Seeanemonen organisieren ihren Körper ähnlich wie Menschen

Wien (APA) - Wo bei Menschen, Schlangen und Molchen der Kopf und wo das Hinterteil ist, entscheiden früh in der Entwicklung „Organisator“-Ze...

Wien (APA) - Wo bei Menschen, Schlangen und Molchen der Kopf und wo das Hinterteil ist, entscheiden früh in der Entwicklung „Organisator“-Zellen durch Signalstoffe. Das selbe System mit den selben Boten gibt es auch bei Seeanemonen, fanden österreichische Forscher mit Kollegen heraus. Es entstand also vor über 600 Millionen Jahren bei gemeinsamen Vorfahren, berichten sie im Fachmagazin „Nature Communications“.

„Am Beginn der Entwicklung stülpt sich ein Teil des Embryos quasi nach innen“, erklärte Ulrich Technau vom Department für Molekulare Evolution und Entwicklung der Universität Wien der APA. Bei diesem Vorgang (Gastrulation) entsteht beim Urmund ein Knickpunkt, den man Blastoporus-Lippe nennt. Genau dort sitzt der große Organisator der Körperachsen.

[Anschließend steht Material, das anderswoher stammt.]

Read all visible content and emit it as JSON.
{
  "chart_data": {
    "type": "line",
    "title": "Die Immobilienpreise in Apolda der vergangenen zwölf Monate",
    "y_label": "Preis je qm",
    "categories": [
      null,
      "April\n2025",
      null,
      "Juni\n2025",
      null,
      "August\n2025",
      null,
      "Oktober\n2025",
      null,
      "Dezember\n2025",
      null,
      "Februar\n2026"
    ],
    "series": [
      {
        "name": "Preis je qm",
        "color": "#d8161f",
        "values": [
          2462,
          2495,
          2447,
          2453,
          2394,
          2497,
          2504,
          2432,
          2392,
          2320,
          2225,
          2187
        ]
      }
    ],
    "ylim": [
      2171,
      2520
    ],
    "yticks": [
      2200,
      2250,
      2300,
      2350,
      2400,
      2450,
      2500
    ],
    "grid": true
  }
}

Bereits in den 1920er-Jahren hat der deutsche Biologe Hans Spemann diesen Organisator bei Molchen auf die andere Seite eines Embryos transplantiert, worauf sich eine zweite vorne-hinten Körperachse und damit ein siamesischer Zwilling bildete. Dafür bekam er 1935 den Medizin-Nobelpreis. Mittlerweile haben die Entwicklungsbiologen herausgefunden, dass dies mittels „Wnt-Botenstoffen“ funktioniert. Sie können eine zweite Haupt-Körperachse hervorrufen, wenn sie in einen Embryo injiziert werden.

„Bisher hat man geglaubt, dass dieser Organisator eine neue Erfindung der Wirbeltiere ist, weil er beispielsweise bei Insekten und Würmern nicht ohne weiteres zu finden war“, sagte Technau. Mit Kollegen hat er in Seeanemonen (Nematostella vectensis) die selbe Art von Transplantationen durchgeführt und auch dort entstand eine zweite Haupt-Körperachse.

Die Forscher konnten zeigen, dass die selben Botenstoffe (Wnt1 und Wnt3) dafür gebraucht werden. „Das System ist also offensichtlich schon uralt und in gemeinsamen Vorfahren von Wirbeltieren und den Seeanemonen entstanden“, so der Biologe. Diese lebten vor mindestens 600 Millionen Jahren.

Im Vorjahr hat Technau mit seinem Team bereits zeigen können, dass die an sich kreisrunden Seeanemonen auch jenes System besitzen, mit dem Wirbeltiere ihre zweite Körperachse (Bauch-Rücken) bilden. Mit einem weiteren Signalstoff namens „BMP“ arrangieren sie freilich weder Rücken noch Bauch noch das Zentrale Nervensystem, wie die Wirbeltiere, aber die Position von inneren Einfaltungen (Septen) wird festgelegt, in denen sich die Längsmuskeln und Geschlechtsdrüsen der Seeanemonen bilden. „Dieser Signalweg ist von jenem der Hauptachse abhängig, er wird nämlich von den Wnt-Botenstoffen erst angeschaltet“, berichtet Technau.